Ellison claimed that while he was promised that he’d work at JP Morgan, what he wound up getting was old Bear Stearns, which JP Morgan acquired in 2008 following the firm’s collapse.  Rather than JP Morgan technology, he ended up with the Bear Stearns platform and Bear Stearns back-office capabilities and bond-trading support, said Ellison’s lawyer James Sigler, an attorney in Granada Hills, Calif.

“Mr. Ellison wasn’t interested in going to Bear Stearns, yet that’s what he got,” Sigler said.

As a result, Ellison lost clients who got “fed up” with the antiquated systems, according to Sigler. “A number of his large clients gave up trying to use the outdated IT systems and left. Others left because Mr. Ellison couldn’t offer them a full range of financial products,” Sigler said.

A big point of contention was Ellison’s belief that he would be able to sell insurance. Ellison claimed that he thought this was the case, but JP Morgan argued otherwise, saying that it told Ellison several times that the firm was not in the insurance business, said Small.

Small noted that Ellison made a litany of claims, all of which were disproven at the hearing.
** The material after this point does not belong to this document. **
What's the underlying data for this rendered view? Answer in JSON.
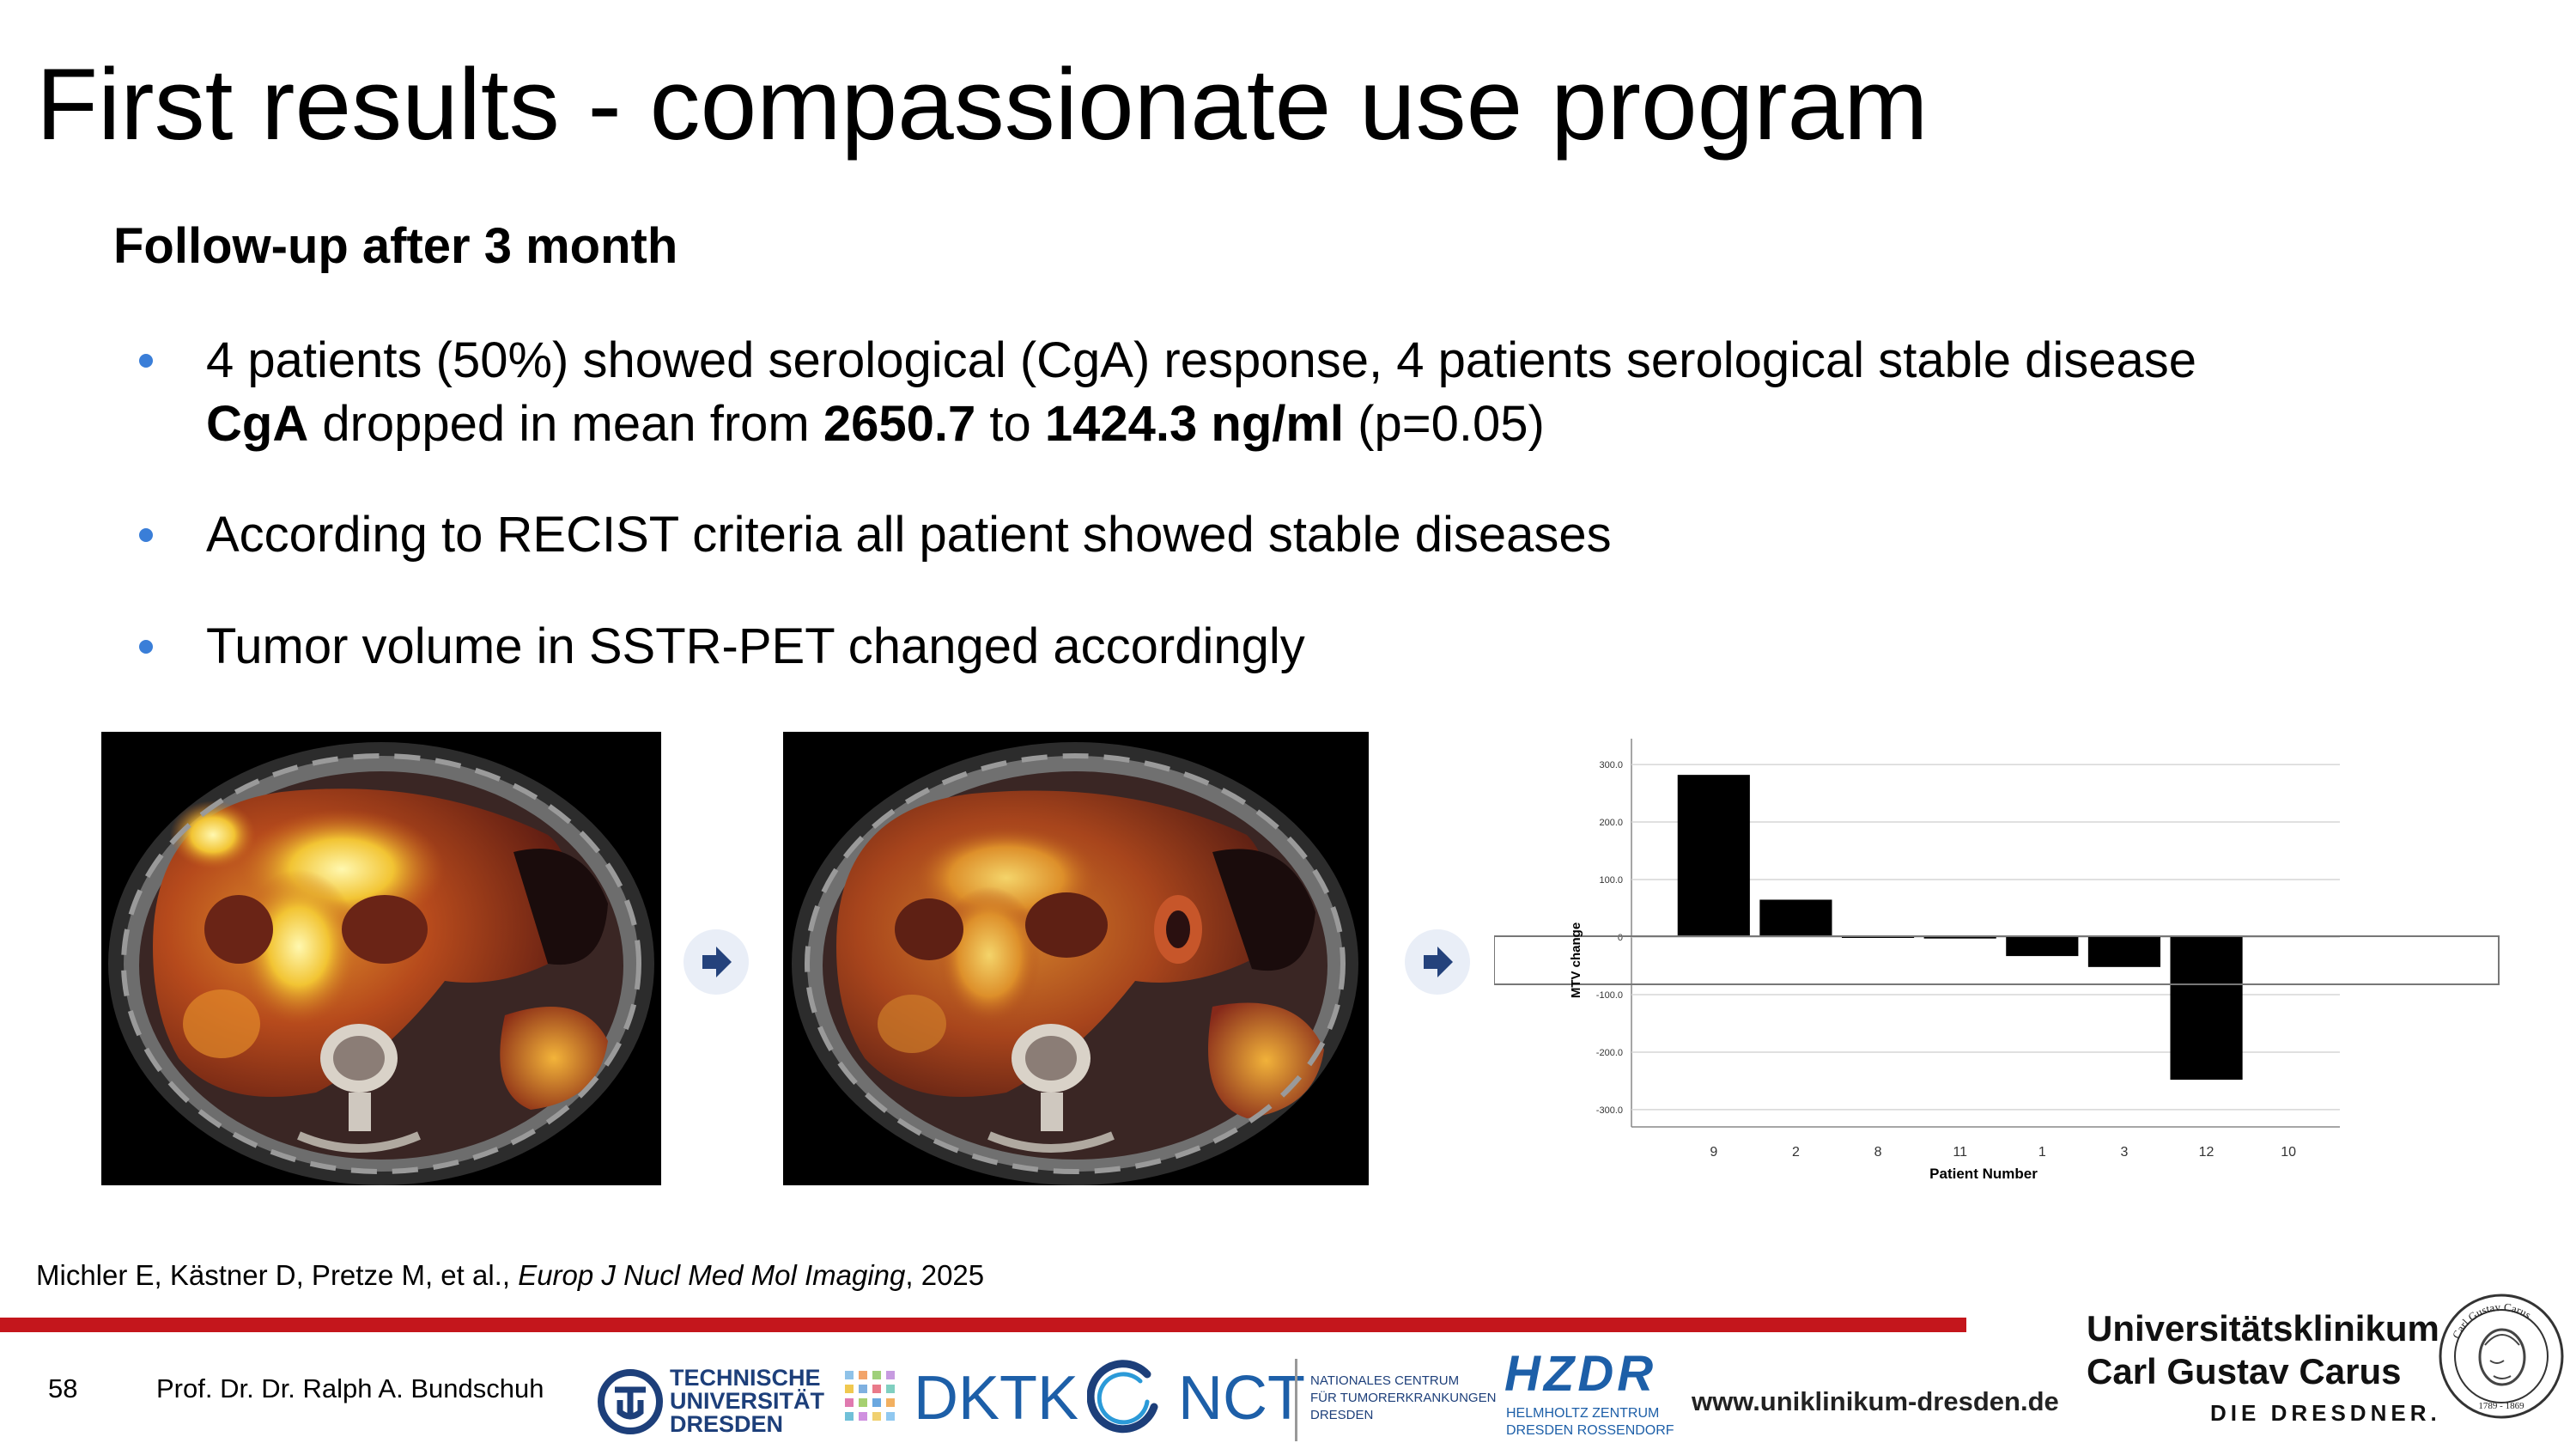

Ellison claimed, for example, that JP Morgan has only 10 outside money managers he could use, when in fact he had well over 100, according to Small. 

“It was all sorts of baseless claims that he set forth in the hope of getting out of having to pay them back all the money he owed them [JP Morgan] and maybe getting some more money,” Small said.

In addition to the $750,000 loan, Ellison was also offered $250,000 in deferred stock, which he never received, said Sigler.